While the rest of us were stress-scrolling through wildfire news and doom-posting about climate anxiety, architecture students at the University of Southern California were apparently doing something radically more useful: designing their way out of the problem.
Dezeen's ongoing School Shows series has spotlighted a clutch of standout student projects from USC's School of Architecture, and the range is honestly wild - in the best possible way.
The fire-ready house nobody asked for but everybody needs
The headline project is a housing proposal for Pacific Palisades - yes, that Pacific Palisades, the one that has become synonymous with California's increasingly terrifying relationship with wildfire. Rather than treating fire risk as someone else's problem to solve, the student behind this proposal leaned directly into it, designing a residential structure that actively adapts to the threat.
We're not talking about slapping some fire-resistant cladding on a normal house and calling it a day. This is about rethinking what housing in a high-risk zone can look like when the design brief includes "also, don't burn down." In a region where the question of rebuilding after disaster has become painfully real, this kind of forward-thinking proposal feels less like a student exercise and more like a genuine blueprint for what comes next.
Also: living under a freeway (and making it look good)
The other featured projects are equally creative in tackling overlooked spaces and communities. One proposal reimagines the dead zone underneath a freeway as a cooperative artists' community - the kind of scrappy, resourceful urbanism that Los Angeles arguably invented and then forgot about. Unused infrastructure as social infrastructure? Sign us up.

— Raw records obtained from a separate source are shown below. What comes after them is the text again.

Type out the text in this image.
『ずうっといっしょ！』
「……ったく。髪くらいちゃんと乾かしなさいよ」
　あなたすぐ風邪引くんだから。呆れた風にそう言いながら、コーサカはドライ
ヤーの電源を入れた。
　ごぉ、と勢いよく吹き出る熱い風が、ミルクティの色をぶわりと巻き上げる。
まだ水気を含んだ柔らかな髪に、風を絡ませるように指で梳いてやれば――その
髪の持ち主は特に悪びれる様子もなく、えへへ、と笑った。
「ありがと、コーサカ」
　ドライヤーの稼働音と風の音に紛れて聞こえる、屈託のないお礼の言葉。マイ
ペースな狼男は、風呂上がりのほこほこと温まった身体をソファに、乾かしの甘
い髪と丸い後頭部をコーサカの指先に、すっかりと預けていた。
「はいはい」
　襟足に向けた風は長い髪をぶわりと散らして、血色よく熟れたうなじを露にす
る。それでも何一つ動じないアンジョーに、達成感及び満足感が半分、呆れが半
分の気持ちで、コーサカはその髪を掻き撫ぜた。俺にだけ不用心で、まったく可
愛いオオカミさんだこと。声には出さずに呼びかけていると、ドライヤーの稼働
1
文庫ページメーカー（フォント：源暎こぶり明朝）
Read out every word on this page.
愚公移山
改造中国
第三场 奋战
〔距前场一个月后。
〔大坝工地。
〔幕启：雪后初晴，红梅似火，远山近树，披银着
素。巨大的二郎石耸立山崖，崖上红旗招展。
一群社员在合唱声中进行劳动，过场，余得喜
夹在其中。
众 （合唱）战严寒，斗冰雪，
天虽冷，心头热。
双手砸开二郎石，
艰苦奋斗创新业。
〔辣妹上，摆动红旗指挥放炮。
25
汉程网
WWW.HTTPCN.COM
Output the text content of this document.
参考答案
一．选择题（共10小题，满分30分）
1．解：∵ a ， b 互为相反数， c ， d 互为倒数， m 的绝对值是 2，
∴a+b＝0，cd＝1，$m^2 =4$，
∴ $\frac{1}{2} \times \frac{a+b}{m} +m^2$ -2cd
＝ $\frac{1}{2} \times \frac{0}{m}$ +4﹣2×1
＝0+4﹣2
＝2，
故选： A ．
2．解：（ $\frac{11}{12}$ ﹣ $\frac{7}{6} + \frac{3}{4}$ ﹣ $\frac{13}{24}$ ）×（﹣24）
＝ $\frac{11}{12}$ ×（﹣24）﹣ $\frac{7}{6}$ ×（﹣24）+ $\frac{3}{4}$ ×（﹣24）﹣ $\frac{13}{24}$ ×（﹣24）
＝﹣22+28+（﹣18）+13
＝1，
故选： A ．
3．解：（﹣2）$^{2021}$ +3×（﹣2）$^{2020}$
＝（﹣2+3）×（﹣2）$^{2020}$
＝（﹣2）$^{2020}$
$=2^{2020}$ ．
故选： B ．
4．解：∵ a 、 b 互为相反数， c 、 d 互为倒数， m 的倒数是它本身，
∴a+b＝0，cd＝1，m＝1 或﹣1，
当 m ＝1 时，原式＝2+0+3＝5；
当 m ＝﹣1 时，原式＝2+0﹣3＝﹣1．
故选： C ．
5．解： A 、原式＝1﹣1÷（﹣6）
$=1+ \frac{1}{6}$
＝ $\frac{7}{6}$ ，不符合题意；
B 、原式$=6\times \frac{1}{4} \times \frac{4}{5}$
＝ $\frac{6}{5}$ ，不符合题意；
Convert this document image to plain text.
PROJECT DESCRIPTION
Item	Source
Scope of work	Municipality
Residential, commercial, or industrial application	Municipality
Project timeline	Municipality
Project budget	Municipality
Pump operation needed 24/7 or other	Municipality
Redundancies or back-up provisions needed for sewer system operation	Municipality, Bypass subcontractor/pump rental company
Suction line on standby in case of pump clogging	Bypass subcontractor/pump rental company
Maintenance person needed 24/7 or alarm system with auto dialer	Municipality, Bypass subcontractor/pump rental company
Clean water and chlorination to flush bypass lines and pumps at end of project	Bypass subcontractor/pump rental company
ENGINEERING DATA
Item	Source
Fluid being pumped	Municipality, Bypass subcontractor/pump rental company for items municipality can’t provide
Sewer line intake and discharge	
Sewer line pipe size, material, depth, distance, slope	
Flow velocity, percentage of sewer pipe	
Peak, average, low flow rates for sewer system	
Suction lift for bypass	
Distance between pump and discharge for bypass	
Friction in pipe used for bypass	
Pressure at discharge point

There's also a project focused on accessibility modifications for USC's own Architecture building, which is either beautifully self-aware or slightly embarrassing depending on how you look at it. Architecture school - literally the place where spatial design is the entire curriculum - apparently needed a student to point out that the building could work better for everyone. Respect for doing it, though.
Why this matters beyond the studio
Student architecture projects can sometimes feel like beautiful objects that will never touch the real world. These ones feel different. When a housing crisis, a climate crisis, and a wildfire season that keeps getting worse are all happening simultaneously in the same zip code, proposals that treat those conditions as design parameters rather than background noise are exactly the kind of thinking the field needs more of.
These projects were showcased as part of Dezeen's School Shows feature covering USC's School of Architecture.